Monday, October 04, 2010

#1814 - Whole Wheat Rolls

(by Shirley McNevich)

1/3 cup warm water
1 TBSP honey
1 envelope active dry yeast
4 TBSP flax seeds
2 1/4 cups flour
1 3/4 cups whole wheat flour
1 cup warm skim milk
2 TBSP olive oil
1 1/2 tsp. salt
1 egg white (lightly beaten)

In a bowl add warm water and honey--stir with a whisk. Add yeast--stir with a whisk. Let the mixture stand until it gets foamy (7-10 minutes). In a grinder add 3 TBSP of the flax seeds--grind to medium fine.
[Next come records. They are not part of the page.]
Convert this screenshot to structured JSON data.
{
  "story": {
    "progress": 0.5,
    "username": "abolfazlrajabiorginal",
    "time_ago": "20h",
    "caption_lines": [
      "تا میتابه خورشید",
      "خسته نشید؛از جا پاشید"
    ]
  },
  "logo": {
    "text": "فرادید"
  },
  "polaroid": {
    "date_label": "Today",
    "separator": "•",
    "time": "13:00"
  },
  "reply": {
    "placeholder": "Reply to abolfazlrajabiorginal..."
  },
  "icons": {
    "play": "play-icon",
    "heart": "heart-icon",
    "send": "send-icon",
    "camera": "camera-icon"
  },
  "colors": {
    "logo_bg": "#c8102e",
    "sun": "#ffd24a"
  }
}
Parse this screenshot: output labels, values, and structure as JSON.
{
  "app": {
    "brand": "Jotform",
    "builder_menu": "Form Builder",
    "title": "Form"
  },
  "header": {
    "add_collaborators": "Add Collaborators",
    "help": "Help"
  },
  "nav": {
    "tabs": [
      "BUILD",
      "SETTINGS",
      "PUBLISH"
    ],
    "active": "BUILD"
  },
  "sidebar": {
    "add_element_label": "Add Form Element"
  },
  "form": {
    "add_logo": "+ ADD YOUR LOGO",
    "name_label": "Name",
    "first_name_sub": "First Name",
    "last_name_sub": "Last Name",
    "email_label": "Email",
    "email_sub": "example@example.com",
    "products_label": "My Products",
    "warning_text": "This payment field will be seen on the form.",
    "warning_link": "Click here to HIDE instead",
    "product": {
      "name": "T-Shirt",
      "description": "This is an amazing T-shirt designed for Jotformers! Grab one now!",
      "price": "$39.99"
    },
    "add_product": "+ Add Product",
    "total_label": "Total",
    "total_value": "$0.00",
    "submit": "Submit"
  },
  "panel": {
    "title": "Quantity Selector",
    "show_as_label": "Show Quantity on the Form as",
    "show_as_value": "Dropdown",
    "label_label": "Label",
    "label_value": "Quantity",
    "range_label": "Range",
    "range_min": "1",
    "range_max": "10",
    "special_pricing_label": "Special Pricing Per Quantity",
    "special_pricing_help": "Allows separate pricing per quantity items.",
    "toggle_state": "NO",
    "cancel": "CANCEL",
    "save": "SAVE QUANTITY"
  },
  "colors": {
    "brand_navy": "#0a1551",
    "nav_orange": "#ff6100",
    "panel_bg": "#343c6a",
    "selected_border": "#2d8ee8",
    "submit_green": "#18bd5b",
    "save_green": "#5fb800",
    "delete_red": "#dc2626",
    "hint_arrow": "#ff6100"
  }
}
In a bowl add ground flax seeds in the bottom, then add both flours--stir with a whisk. Make a well in the center of the flour. In a separate bowl add warm skim milk, olive oil, and salt--stir. Pour the milk mixture and the yeast mixture into the well in the flour--stir until dough forms. Knead the dough on a floured counter 5-10 minutes or until smooth. Place the dough in a lightly greased bowl--turn the dough so it gets greased all over. Leave the dough in the bowl and cover the bowl with a damp towel for 45 minutes. Remove the dough from the bowl and knead the dough lightly on a floured counter. Divide the dough into 16 dough balls. Place dough balls on greased cookie sheets. Cover the dough balls with a damp towel for 45 minutes. Remove the towel and brush each roll with the beaten egg white. Sprinkle the un-ground flax seeds over the top of the rolls. Bake at 375 degrees for 20 minutes or until lightly browned.